Following the drop of her highly anticipated mixtape Anger Management, Rico’s popularity in pop culture has skyrocketed. Her sound is loud and furious, underscored by strong beats and trap sounds. In many ways, her success is striking. Black women, especially loud and empowered black women such as Rico, rarely get the attention or praise they deserve in the music industry. Stigmas and stereotypes surrounding what their sound should be like in order to maintain a false sense of propriety or correctness have seriously damaged the music community. But, even though Rico’s success is impressive, it is not entirely unfounded.

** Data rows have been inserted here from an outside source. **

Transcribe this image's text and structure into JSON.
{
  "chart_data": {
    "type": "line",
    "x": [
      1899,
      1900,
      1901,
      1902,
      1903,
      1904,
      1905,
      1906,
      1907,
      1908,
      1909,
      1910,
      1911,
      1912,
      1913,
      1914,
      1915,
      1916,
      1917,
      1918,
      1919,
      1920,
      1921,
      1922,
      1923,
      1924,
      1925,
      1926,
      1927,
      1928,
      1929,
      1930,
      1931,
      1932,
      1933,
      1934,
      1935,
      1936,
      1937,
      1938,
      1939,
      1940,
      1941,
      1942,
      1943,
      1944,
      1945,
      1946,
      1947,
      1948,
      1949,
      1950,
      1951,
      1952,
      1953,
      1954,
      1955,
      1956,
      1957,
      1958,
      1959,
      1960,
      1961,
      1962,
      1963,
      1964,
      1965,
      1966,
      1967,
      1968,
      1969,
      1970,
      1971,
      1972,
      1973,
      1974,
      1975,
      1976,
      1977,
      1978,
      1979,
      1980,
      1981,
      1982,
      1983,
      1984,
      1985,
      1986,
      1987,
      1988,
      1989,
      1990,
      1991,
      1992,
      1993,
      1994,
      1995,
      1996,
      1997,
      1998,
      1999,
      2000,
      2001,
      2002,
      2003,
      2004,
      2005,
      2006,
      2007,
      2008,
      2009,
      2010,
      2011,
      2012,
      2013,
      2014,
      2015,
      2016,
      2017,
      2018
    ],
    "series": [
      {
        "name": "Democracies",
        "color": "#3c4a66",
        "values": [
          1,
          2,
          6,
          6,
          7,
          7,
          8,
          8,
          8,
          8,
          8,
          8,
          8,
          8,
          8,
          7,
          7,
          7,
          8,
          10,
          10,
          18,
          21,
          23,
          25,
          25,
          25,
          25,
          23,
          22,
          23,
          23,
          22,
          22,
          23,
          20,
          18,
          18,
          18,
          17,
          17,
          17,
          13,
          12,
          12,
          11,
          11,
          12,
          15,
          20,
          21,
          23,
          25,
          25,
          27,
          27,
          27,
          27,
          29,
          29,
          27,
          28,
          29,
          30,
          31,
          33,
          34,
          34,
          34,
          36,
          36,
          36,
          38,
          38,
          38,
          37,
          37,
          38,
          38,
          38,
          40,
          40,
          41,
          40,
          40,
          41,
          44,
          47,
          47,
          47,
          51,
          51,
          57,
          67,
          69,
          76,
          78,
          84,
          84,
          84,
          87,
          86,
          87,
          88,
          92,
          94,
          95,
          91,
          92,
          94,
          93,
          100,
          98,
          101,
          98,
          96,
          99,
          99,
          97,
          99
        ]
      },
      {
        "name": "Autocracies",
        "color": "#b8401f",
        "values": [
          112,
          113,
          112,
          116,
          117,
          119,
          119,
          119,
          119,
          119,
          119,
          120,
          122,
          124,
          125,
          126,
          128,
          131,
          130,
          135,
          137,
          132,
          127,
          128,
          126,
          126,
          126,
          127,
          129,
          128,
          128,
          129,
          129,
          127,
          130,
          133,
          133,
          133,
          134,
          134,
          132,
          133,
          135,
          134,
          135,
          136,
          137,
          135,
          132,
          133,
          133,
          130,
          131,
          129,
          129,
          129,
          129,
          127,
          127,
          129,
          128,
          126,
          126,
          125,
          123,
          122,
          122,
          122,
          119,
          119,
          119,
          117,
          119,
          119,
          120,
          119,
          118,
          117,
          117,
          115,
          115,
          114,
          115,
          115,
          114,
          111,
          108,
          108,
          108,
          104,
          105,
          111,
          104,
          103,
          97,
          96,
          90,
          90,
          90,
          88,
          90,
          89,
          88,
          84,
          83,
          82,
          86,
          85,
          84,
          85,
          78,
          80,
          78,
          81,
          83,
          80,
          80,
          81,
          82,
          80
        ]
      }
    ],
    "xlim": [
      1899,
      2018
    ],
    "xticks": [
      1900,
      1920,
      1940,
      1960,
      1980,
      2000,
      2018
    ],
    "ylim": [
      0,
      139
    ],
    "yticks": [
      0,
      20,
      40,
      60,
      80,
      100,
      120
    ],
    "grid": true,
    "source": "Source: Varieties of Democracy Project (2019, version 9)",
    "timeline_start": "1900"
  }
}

Everything about Rico’s look and sound is frenzied energy that, in many ways, mimics what people are looking for right now. The instability of our world — one that is often violent, loud, and confusing — is incorporated into her work, but reimagined. Rico may be loud and aggressive, but she is not negative or mean-spirited. Instead, she’s simply bold. Her originality speaks louder than anything else she does; we know Rico because we haven’t heard Rico in the mainstream in the same way.

Anger Management features tracks such as “Hatin” and reimagines violent lyrics into sounds of empowerment and energy. There is an undeniable strength in her music that seems to be lacking in conventional music played on the radio. Women rarely get the opportunity to be loud on the level that she is — her success spits in the face of all of those who would doubt her.

Rico is proud to be who she is, and she doesn’t change that about her in any of her mixtapes. Even though her sound has strongly evolved and grown in the five or so years she has been on the scene, the Rico energy remains. Her collaborations with artists such as Doja Cat (of “Mooo!” fame) are similarly powerful. Women and their strengths are brought to the fore with such lyrics as “They said, ‘Rico, you so nasty,’ I said, ‘Thank you very much.’ ” Rico is nasty, and she knows it.

Her music may not be formally perfect, and some of it does not fully hit the mark, but more often than not, it depicts an artist who wants to try to achieve something new with her sound. People receive it well because something about her work strikes a chord in us. We recognize her anger and energy in ourselves and want to return it to the world.

Instead of complacently following rap trends, Rico’s music is hard, strong, and bold, and it is exactly what we need on the music scene. Rico proves that trap music made by black women has a space in major music circles just as much as other genres.